There can be several full-length transcripts for a given gene. Depending on your problem, you may be able to use CCDS transcripts or if you need only one transcript per gene, you'll have to come up with some rule(s) to decide which one to pick among the different transcripts associated with a gene.

Edit: Just remembered that EnsEMBL defines a canonical transcript for a gene which can be retrieved with the API:

my $gene = $gene_adaptor->fetch_by_stable_id($gene_id);

my $canonical_transcript = $gene->canonical_transcript();
Thanks for you reply. I am aware that there are numerous FL transcripts, but I was naively hoping that there maybe a system which people use an single 'agreed' FL transcript.

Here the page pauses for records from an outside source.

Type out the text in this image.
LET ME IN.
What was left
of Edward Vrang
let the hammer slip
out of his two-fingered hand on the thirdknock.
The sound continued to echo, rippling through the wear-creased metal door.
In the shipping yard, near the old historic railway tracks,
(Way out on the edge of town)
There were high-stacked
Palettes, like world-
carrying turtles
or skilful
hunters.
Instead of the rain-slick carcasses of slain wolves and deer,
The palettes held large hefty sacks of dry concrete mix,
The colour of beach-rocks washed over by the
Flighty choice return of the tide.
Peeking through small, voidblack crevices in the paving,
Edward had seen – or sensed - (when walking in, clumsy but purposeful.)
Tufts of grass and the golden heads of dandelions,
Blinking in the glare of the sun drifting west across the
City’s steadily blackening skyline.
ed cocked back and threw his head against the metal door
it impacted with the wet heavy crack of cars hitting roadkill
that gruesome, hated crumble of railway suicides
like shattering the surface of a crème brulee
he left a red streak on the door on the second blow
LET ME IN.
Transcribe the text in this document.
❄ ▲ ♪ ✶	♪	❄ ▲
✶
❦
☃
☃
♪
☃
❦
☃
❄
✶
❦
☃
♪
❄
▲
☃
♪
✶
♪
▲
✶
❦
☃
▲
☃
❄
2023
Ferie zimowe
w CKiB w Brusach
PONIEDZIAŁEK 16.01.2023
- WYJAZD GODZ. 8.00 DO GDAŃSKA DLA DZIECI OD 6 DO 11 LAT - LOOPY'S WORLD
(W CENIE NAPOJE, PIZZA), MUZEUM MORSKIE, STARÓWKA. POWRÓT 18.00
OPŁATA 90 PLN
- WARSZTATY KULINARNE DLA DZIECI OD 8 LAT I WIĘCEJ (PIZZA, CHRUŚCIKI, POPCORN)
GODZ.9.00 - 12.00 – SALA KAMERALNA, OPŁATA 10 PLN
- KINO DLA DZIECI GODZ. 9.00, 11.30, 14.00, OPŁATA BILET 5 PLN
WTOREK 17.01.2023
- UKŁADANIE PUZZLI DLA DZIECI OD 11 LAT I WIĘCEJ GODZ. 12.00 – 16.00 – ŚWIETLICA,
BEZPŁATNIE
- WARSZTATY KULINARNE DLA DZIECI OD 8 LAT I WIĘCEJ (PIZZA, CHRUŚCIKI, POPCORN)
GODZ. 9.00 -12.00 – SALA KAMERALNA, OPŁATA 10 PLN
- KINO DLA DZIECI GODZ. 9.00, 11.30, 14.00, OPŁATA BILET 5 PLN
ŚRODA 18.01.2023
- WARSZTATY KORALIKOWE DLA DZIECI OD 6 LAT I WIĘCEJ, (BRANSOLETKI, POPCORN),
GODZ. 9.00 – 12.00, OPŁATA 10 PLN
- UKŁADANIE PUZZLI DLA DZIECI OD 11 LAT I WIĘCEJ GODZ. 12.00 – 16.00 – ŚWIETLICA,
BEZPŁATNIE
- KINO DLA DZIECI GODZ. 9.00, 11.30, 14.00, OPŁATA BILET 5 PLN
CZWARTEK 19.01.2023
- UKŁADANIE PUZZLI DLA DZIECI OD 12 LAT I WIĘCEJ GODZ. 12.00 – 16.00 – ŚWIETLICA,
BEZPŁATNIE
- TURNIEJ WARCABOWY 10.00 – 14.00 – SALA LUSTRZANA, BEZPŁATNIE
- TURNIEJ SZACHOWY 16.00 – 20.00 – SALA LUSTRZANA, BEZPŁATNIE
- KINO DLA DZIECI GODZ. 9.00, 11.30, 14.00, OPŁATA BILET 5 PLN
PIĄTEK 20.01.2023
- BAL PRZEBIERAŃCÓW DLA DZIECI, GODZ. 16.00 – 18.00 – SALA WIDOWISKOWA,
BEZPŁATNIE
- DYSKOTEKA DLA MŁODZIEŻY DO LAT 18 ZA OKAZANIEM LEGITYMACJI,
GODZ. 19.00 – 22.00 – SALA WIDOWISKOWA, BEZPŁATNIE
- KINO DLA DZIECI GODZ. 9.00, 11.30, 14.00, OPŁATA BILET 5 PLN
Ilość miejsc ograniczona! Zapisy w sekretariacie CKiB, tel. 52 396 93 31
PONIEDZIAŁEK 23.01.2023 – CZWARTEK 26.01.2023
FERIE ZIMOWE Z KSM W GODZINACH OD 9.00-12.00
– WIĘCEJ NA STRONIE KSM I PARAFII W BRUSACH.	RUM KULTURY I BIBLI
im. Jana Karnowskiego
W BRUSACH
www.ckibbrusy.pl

Maybe if I explain my problem, then you might be able to help point me in the right direction? I have targeted-RNASeq data, the assays were designed to overlap junctions (only) of genes. What I am trying to do is annotate a junction count file with exon numbering. To do this I need to select one transcript to be the FL (this can be relatively arbitrary but would be good to have a logical system) and number exons relative to this transcript.

I can't use transcript assemble tools (cufflinks etc) as I am missing to much exonic data. This will have to be an abundance of junctions analysis (might be able to tease more out later).

I have compressed my GTF to only have one exon or UTR (based on start stop positions) represented with a list of transcripts that overlap the exact coordinates. Now I need to match these coordinate to my junction file (easy enough) and name the junction exon x-y.

If possible, I'd go with the canonical transcripts. In the past, when I needed on representative transcript per gene, I used the one producing the longest protein or failing that, simply the longest transcript. However, in your case, I think it might be preferable to concatenate all the exons of a gene so that you don't miss alternatively spliced exons that may not be present in the selected representative transcript.